Church News and Events

Gathering Israel through Missionary Work

Contributed By By Jason Swensen, Church News staff writer

  • 9 January 2013

Missionaries leave the Christmas morning devotional at the Missionary Training Center in Provo on December 25. The new age policy for missionaries has prompted a new level of urgency for young men and young women preparing for missions.  Photo by Kristin Murphy, Deseret News.

President Thomas S. Monson’s historic announcement that the missionary age for both young men and young women had been lowered cast a surge of anxious excitement across the globe.

Nineteen-year-old Alba Lucia Fonseca was watching the opening session of general conference in her apartment when the announcement was made. The college student had long planned on serving a mission but believed she would have to wait another couple of years to answer the call.

“When President Monson began talking about the changes in age for sister missionaries, I just started crying. I was so happy,” she said. Between conference sessions, Alba Lucia called her ward executive secretary and scheduled an appointment with her bishop from the BYU-YSA 227th Ward, BYU 16th Stake. Weeks later she received a call to serve in the Chile Concepcion South Mission. She begins her mission in February.

“Before general conference I had so many questions about my life,” she added. “President Monson’s announcement was an answer to prayers.”

Missionary-minded youth such as Alba Lucia were thrilled to learn that their opportunity to serve full-time in the field would occur sooner than expected. During general conference, the Church President announced the missionary age for young men who are high school graduates is reduced to 18 and the age for young women to serve is now 19.

The change prompted a massive spike in the number of missionary applications. Just weeks after the announcement, missionary applications jumped 471 percent, the Deseret News reported.

Elder W. Craig Zwick of the Seventy and Assistant Executive Director of the Missionary Department, said the change in the missionary ages—and the dramatic response to that change—is evidence the Lord is “hastening His work.”

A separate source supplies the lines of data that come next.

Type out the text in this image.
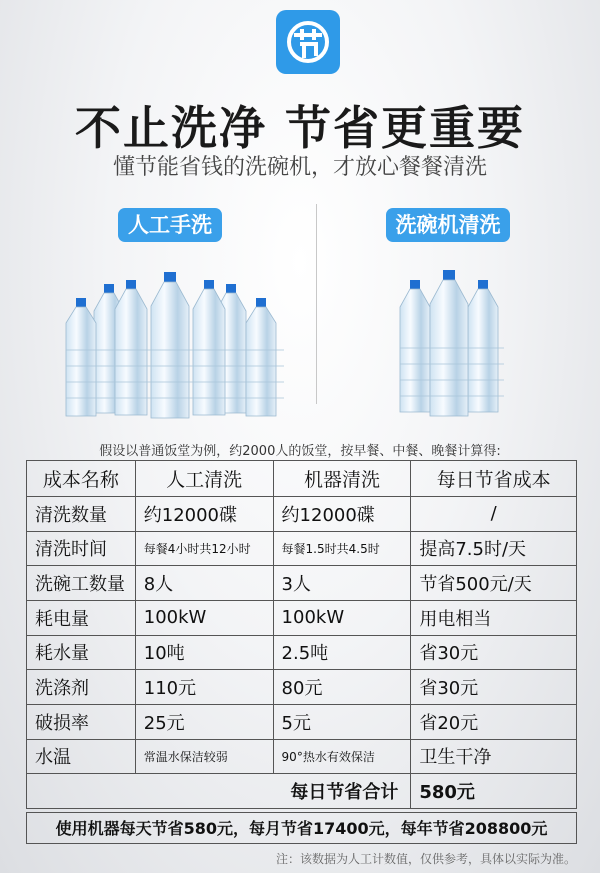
不止洗净 节省更重要
懂节能省钱的洗碗机，才放心餐餐清洗
人工手洗	洗碗机清洗
假设以普通饭堂为例，约2000人的饭堂，按早餐、中餐、晚餐计算得:
成本名称	人工清洗	机器清洗	每日节省成本
清洗数量	约12000碟	约12000碟	/
清洗时间	每餐4小时共12小时	每餐1.5时共4.5时	提高7.5时/天
洗碗工数量	8人	3人	节省500元/天
耗电量	100kW	100kW	用电相当
耗水量	10吨	2.5吨	省30元
洗涤剂	110元	80元	省30元
破损率	25元	5元	省20元
水温	常温水保洁较弱	90°热水有效保洁	卫生干净
每日节省合计			580元
使用机器每天节省580元，每月节省17400元，每年节省208800元
注：该数据为人工计数值，仅供参考，具体以实际为准。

“The Lord is in charge, and [the missionaries] are the people He is going to use to hasten His work. It is gratifying to see these well-prepared young men and young women respond favorably to a prophet’s clarion call,” he said. 

The policy change has also prompted prospective missionaries to take stock of their own personal preparedness. Many wonder if they are truly ready to answer the call to labor in the vineyard and invite others to come unto Christ.

The new youth curriculum, Come, Follow Me, is an answer to countless earnest prayers. If utilized correctly, the principles and lessons found in the updated learning resources for youth can help transform youth classrooms into miniature missionary training centers. Come, Follow Me will help prepare young men and young women—many who are just a year or two away from full-time gospel labor—to fulfill the missionary’s sacred charge: to teach the gospel in the Savior’s way.

Youth are already finding comfort and inspiration through Come, Follow Me. Their leaders, meanwhile, are thrilled to possess a new teaching method that will help them build stronger relationships with the young people they serve. The material and activities found in the curriculum are designed to help future missionaries such as Alba Lucia best prepare to share the gospel in all corners of the world.

Brother David L. Beck, the Church’s Young Men general president, was recently asked how the new curriculum would help prospective missionaries.

“The learning resources follow the Savior’s pattern of assisting individuals in the conversion process,” he responded. “They encourage active participation [in the classroom] and to act upon =what they have learned. [Youth] will have many opportunities to teach the fundamental doctrines of the gospel and share spiritual experiences and testimony in these settings.”

Effective, savvy missionaries are able to spiritually connect with the people they teach. Come, Follow Me will offer young men and young women countless opportunities to study the teaching methods of some of history’s greatest missionaries.

In the Aaronic Priesthood curriculum, for example, young men are asked to study and ponder the missionary accounts of Peter, Paul, and Alma. What did these great missionaries do to invite others to come unto Christ? The answers are revealed through the scriptures—and understood through classroom discussion under the prayerful direction of the quorum adviser.

Other lessons will provide young men and young women with opportunities to discover, develop, and demonstrate teaching skills that will serve them well during full-time missions. A lesson on home teaching, for example, challenges the young priesthood holders to invite those they visit each month “to come unto Christ.”

Another lesson on inviting less-active friends to return to Church encourages future missionaries to share their testimonies with friends from school and with other people they love. As they do so, they will learn to see others as they may become.

President Monson alluded to such spiritual insight during the recent general conference when he spoke of a young missionary who enjoyed tremendous success while knocking on doors. Sometimes the person on the other side of the door appeared uninterested in religion. But in his mind’s eye, the missionary pictured the person at the door dressed in white and ready to walk into the waters of baptism.

“When I look at someone that way,” the missionary said, “I have the capacity to bear my testimony to him in a way that can touch his heart.”